It’s Mattie’s words, along with the threat of her lawyer, which finagle $320 out of Col. Stonehill (Dakin Matthews) in a hilarious epic of bargaining; and it’s Mattie’s words, along with $100, which finally prompt Cogburn into pursuing Tom Chaney (Josh Brolin), her father’s killer; and it’s Mattie’s words, along with her own true grit, and the true grit of her horse, Little Blackie, fording the cold waters of the Mississippi into Choctaw territory, that allow her to accompany both Cogburn and a Texas Ranger, LaBoeuf (Matt Damon), who has been, in Mattie’s words, “ineffectually pursuing Chaney” for years for the murder (an assassination we would say now) of a Texas state senator.
Each of the main characters has his own vocabulary. Mattie’s words are always straightforward and come with a purpose: these words to get this done. Cogburn’s words are as rambling and shambling as he is. While they ride he goes on about his many wives, and in the midst of pursuit he makes promises to a dying man he doesn’t keep. It’s his very carelessness with words that allows the defense lawyer to run him in circles. LaBoeuf, meanwhile, makes grand, airy pronouncements like he’s his own PR rep. He’s forever in the midst of creating his own legend. “Never doubt a Texas Ranger,” he says at the end, when he finally makes good. “Ever stalwart.” He’s Hollywood a half century before Hollywood.

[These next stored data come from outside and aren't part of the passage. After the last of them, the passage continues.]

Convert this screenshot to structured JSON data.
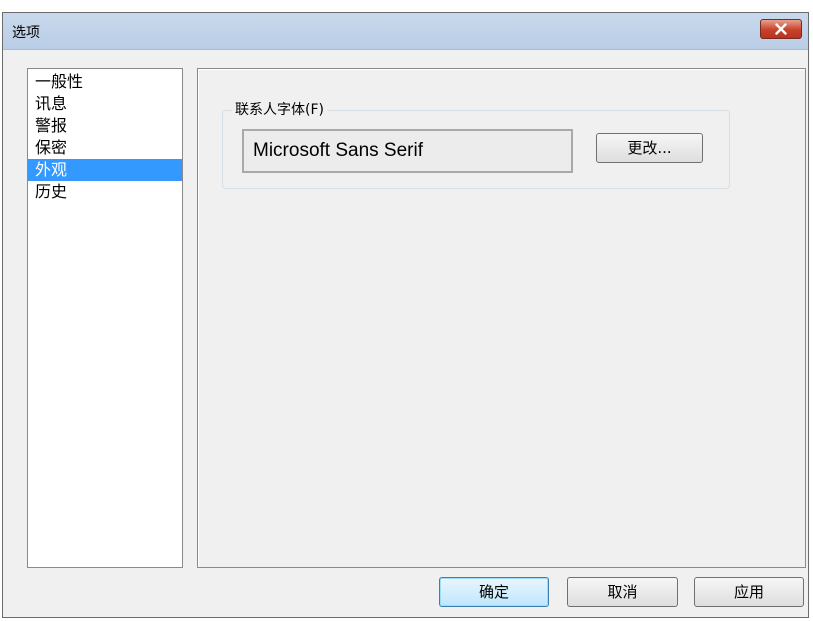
{
  "window": {
    "title": "选项",
    "close_icon": "close-icon"
  },
  "nav": {
    "items": [
      {
        "label": "一般性"
      },
      {
        "label": "讯息"
      },
      {
        "label": "警报"
      },
      {
        "label": "保密"
      },
      {
        "label": "外观",
        "selected": true
      },
      {
        "label": "历史"
      }
    ]
  },
  "appearance": {
    "group_label": "联系人字体(F)",
    "font_value": "Microsoft Sans Serif",
    "change_label": "更改..."
  },
  "footer": {
    "ok_label": "确定",
    "cancel_label": "取消",
    "apply_label": "应用"
  },
  "colors": {
    "selection": "#3399ff",
    "titlebar": "#c9d9ec",
    "close": "#c8412a"
  }
}
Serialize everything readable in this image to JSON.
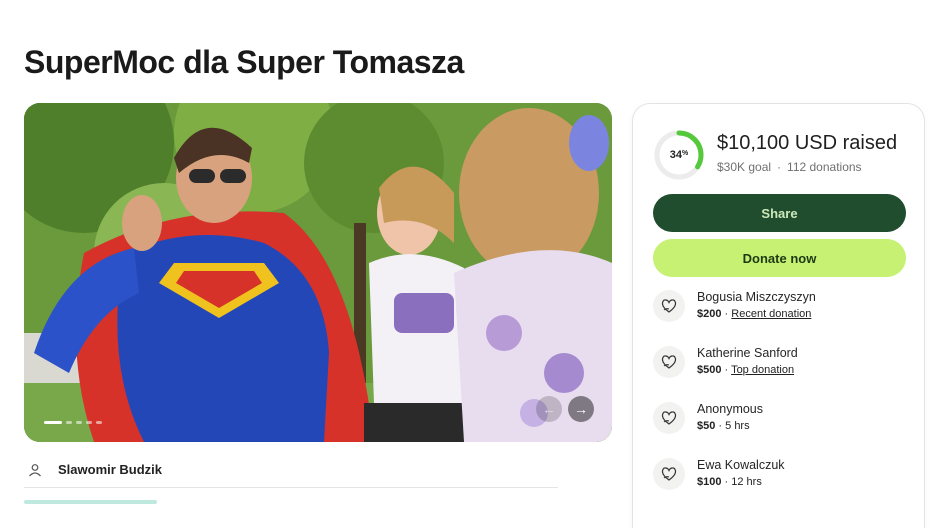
{
  "campaign": {
    "title": "SuperMoc dla Super Tomasza"
  },
  "carousel": {
    "prev_arrow": "←",
    "next_arrow": "→"
  },
  "organizer": {
    "name": "Slawomir Budzik",
    "icon": "person-icon"
  },
  "progress": {
    "percent_value": 34,
    "percent_number": "34",
    "percent_sign": "%",
    "raised": "$10,100 USD raised",
    "goal": "$30K goal",
    "separator": "·",
    "donations_count": "112 donations"
  },
  "actions": {
    "share_label": "Share",
    "donate_label": "Donate now"
  },
  "donations": [
    {
      "name": "Bogusia Miszczyszyn",
      "amount": "$200",
      "sep": " · ",
      "note": "Recent donation",
      "note_is_link": true
    },
    {
      "name": "Katherine Sanford",
      "amount": "$500",
      "sep": " · ",
      "note": "Top donation",
      "note_is_link": true
    },
    {
      "name": "Anonymous",
      "amount": "$50",
      "sep": " · ",
      "note": "5 hrs",
      "note_is_link": false
    },
    {
      "name": "Ewa Kowalczuk",
      "amount": "$100",
      "sep": " · ",
      "note": "12 hrs",
      "note_is_link": false
    }
  ],
  "colors": {
    "share_bg": "#1f4d2e",
    "donate_bg": "#c6f173",
    "progress_ring": "#55c93b"
  }
}
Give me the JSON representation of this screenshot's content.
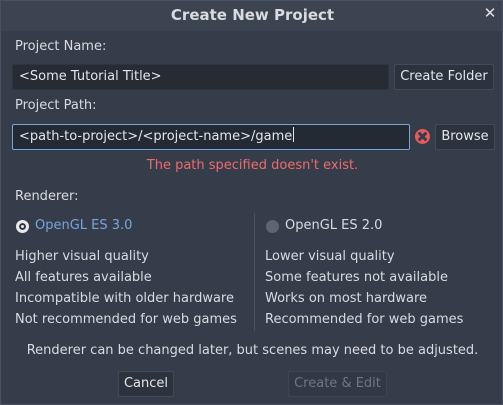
{
  "dialog": {
    "title": "Create New Project",
    "close_glyph": "✕"
  },
  "project_name": {
    "label": "Project Name:",
    "value": "<Some Tutorial Title>",
    "create_folder_label": "Create Folder"
  },
  "project_path": {
    "label": "Project Path:",
    "value": "<path-to-project>/<project-name>/game",
    "browse_label": "Browse",
    "error_icon": "error-icon",
    "error_color": "#ee6b6b",
    "error_message": "The path specified doesn't exist."
  },
  "renderer": {
    "label": "Renderer:",
    "options": [
      {
        "label": "OpenGL ES 3.0",
        "selected": true,
        "features": [
          "Higher visual quality",
          "All features available",
          "Incompatible with older hardware",
          "Not recommended for web games"
        ]
      },
      {
        "label": "OpenGL ES 2.0",
        "selected": false,
        "features": [
          "Lower visual quality",
          "Some features not available",
          "Works on most hardware",
          "Recommended for web games"
        ]
      }
    ],
    "note": "Renderer can be changed later, but scenes may need to be adjusted."
  },
  "actions": {
    "cancel_label": "Cancel",
    "create_label": "Create & Edit",
    "create_enabled": false
  },
  "colors": {
    "accent": "#7aa3dd",
    "error": "#e55a5a",
    "background": "#363d4a"
  }
}
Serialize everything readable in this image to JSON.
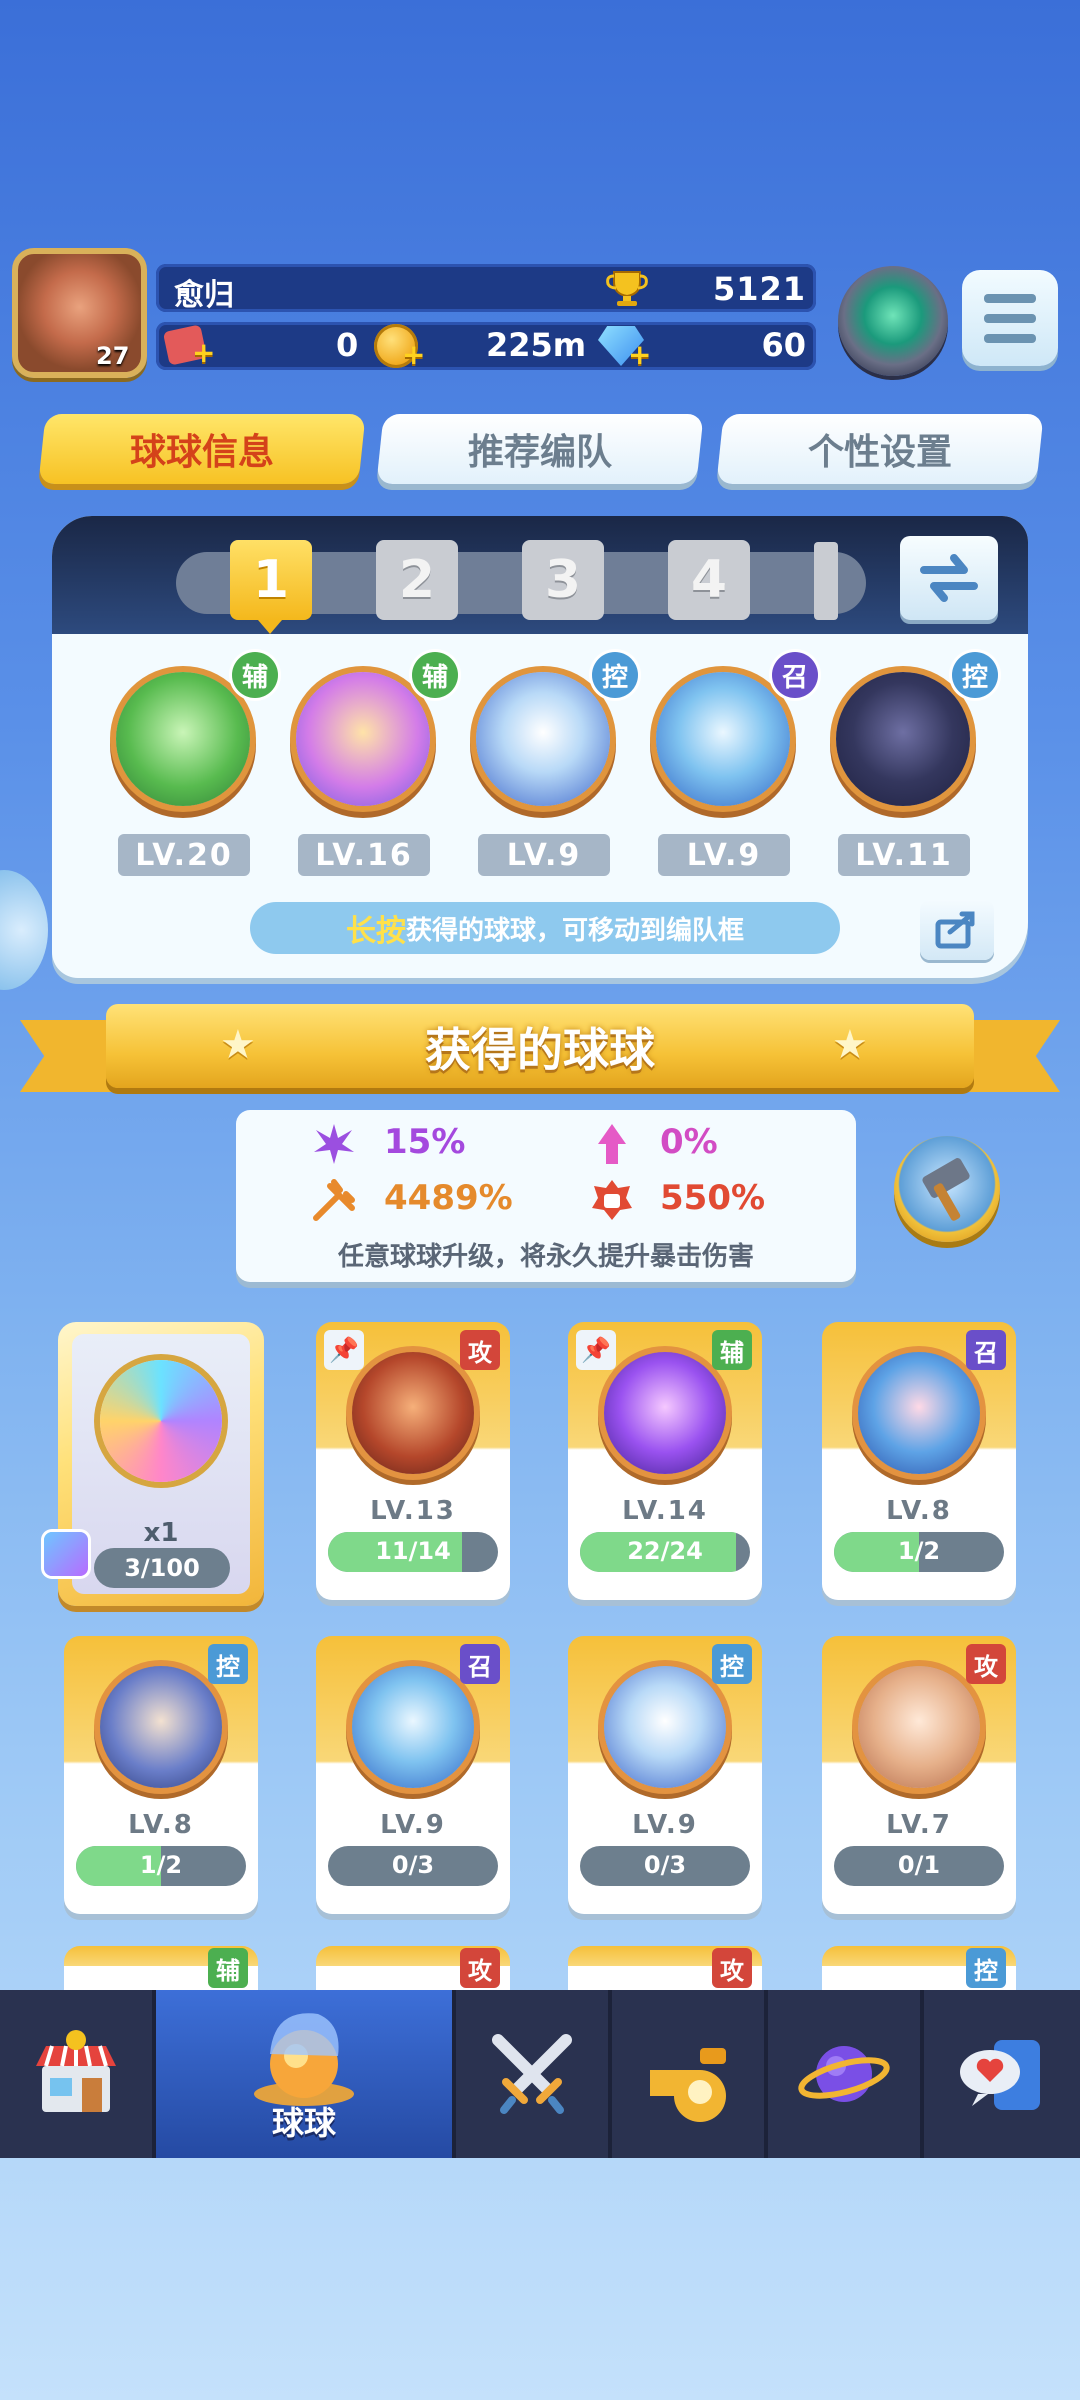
{
  "header": {
    "player_name": "愈归",
    "player_level": "27",
    "trophies": "5121",
    "tickets": "0",
    "coins": "225m",
    "gems": "60"
  },
  "tabs": [
    {
      "label": "球球信息",
      "active": true
    },
    {
      "label": "推荐编队",
      "active": false
    },
    {
      "label": "个性设置",
      "active": false
    }
  ],
  "team": {
    "slots": [
      "1",
      "2",
      "3",
      "4"
    ],
    "active_slot": "1",
    "members": [
      {
        "role": "辅",
        "level": "LV.20",
        "icon": "green-arrow-ball-icon"
      },
      {
        "role": "辅",
        "level": "LV.16",
        "icon": "rainbow-figures-ball-icon"
      },
      {
        "role": "控",
        "level": "LV.9",
        "icon": "white-hat-ball-icon"
      },
      {
        "role": "召",
        "level": "LV.9",
        "icon": "ice-shell-ball-icon"
      },
      {
        "role": "控",
        "level": "LV.11",
        "icon": "dark-knight-ball-icon"
      }
    ],
    "hint_highlight": "长按",
    "hint_text": "获得的球球，可移动到编队框"
  },
  "banner_title": "获得的球球",
  "crit": {
    "stat1": "15%",
    "stat2": "0%",
    "stat3": "4489%",
    "stat4": "550%",
    "note": "任意球球升级，将永久提升暴击伤害"
  },
  "special_card": {
    "multiplier": "x1",
    "progress": "3/100",
    "icon": "rainbow-swirl-ball-icon"
  },
  "balls": [
    {
      "role": "攻",
      "level": "LV.13",
      "progress": "11/14",
      "fraction": 0.79,
      "pinned": true,
      "icon": "infinity-ball-icon"
    },
    {
      "role": "辅",
      "level": "LV.14",
      "progress": "22/24",
      "fraction": 0.92,
      "pinned": true,
      "icon": "lightning-ball-icon"
    },
    {
      "role": "召",
      "level": "LV.8",
      "progress": "1/2",
      "fraction": 0.5,
      "pinned": false,
      "icon": "fish-ball-icon"
    },
    {
      "role": "控",
      "level": "LV.8",
      "progress": "1/2",
      "fraction": 0.5,
      "pinned": false,
      "icon": "swordsman-ball-icon"
    },
    {
      "role": "召",
      "level": "LV.9",
      "progress": "0/3",
      "fraction": 0,
      "pinned": false,
      "icon": "ice-shell-ball-icon"
    },
    {
      "role": "控",
      "level": "LV.9",
      "progress": "0/3",
      "fraction": 0,
      "pinned": false,
      "icon": "white-hat-ball-icon"
    },
    {
      "role": "攻",
      "level": "LV.7",
      "progress": "0/1",
      "fraction": 0,
      "pinned": false,
      "icon": "old-man-ball-icon"
    }
  ],
  "partial_row_roles": [
    "辅",
    "攻",
    "攻",
    "控"
  ],
  "nav": [
    {
      "icon": "shop-icon",
      "label": ""
    },
    {
      "icon": "balls-icon",
      "label": "球球",
      "active": true
    },
    {
      "icon": "crossed-swords-icon",
      "label": ""
    },
    {
      "icon": "whistle-icon",
      "label": ""
    },
    {
      "icon": "planet-icon",
      "label": ""
    },
    {
      "icon": "chat-icon",
      "label": ""
    }
  ],
  "colors": {
    "role_辅": "#4caf50",
    "role_控": "#4b9ad6",
    "role_召": "#6a4fc9",
    "role_攻": "#d3463a",
    "accent_gold": "#f6c237"
  }
}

A word almost causes Cogburn and LaBoeuf to come to blows. “Sounds to me like you are being hoo-rahed by a little girl,” LaBoeuf says, and Cogburn can’t abide it. They accuse each other of being “bushwackers” and “brushpoppers,” and then they get on each other about the Civil War, only 11 years gone at this point, and the role of Capt. Quantrill, whom Cogburn served under, and who staged guerilla raids into neighboring territories—including an infamous raid on Lawrence, Kansas, in which 190 men and boys were executed. It’s a passing reference that suggests the vast history beneath the small story we’re watching. The Coens don’t bother tidying it up. You either know or you don’t, and if you don’t you can look it up. (I looked it up.)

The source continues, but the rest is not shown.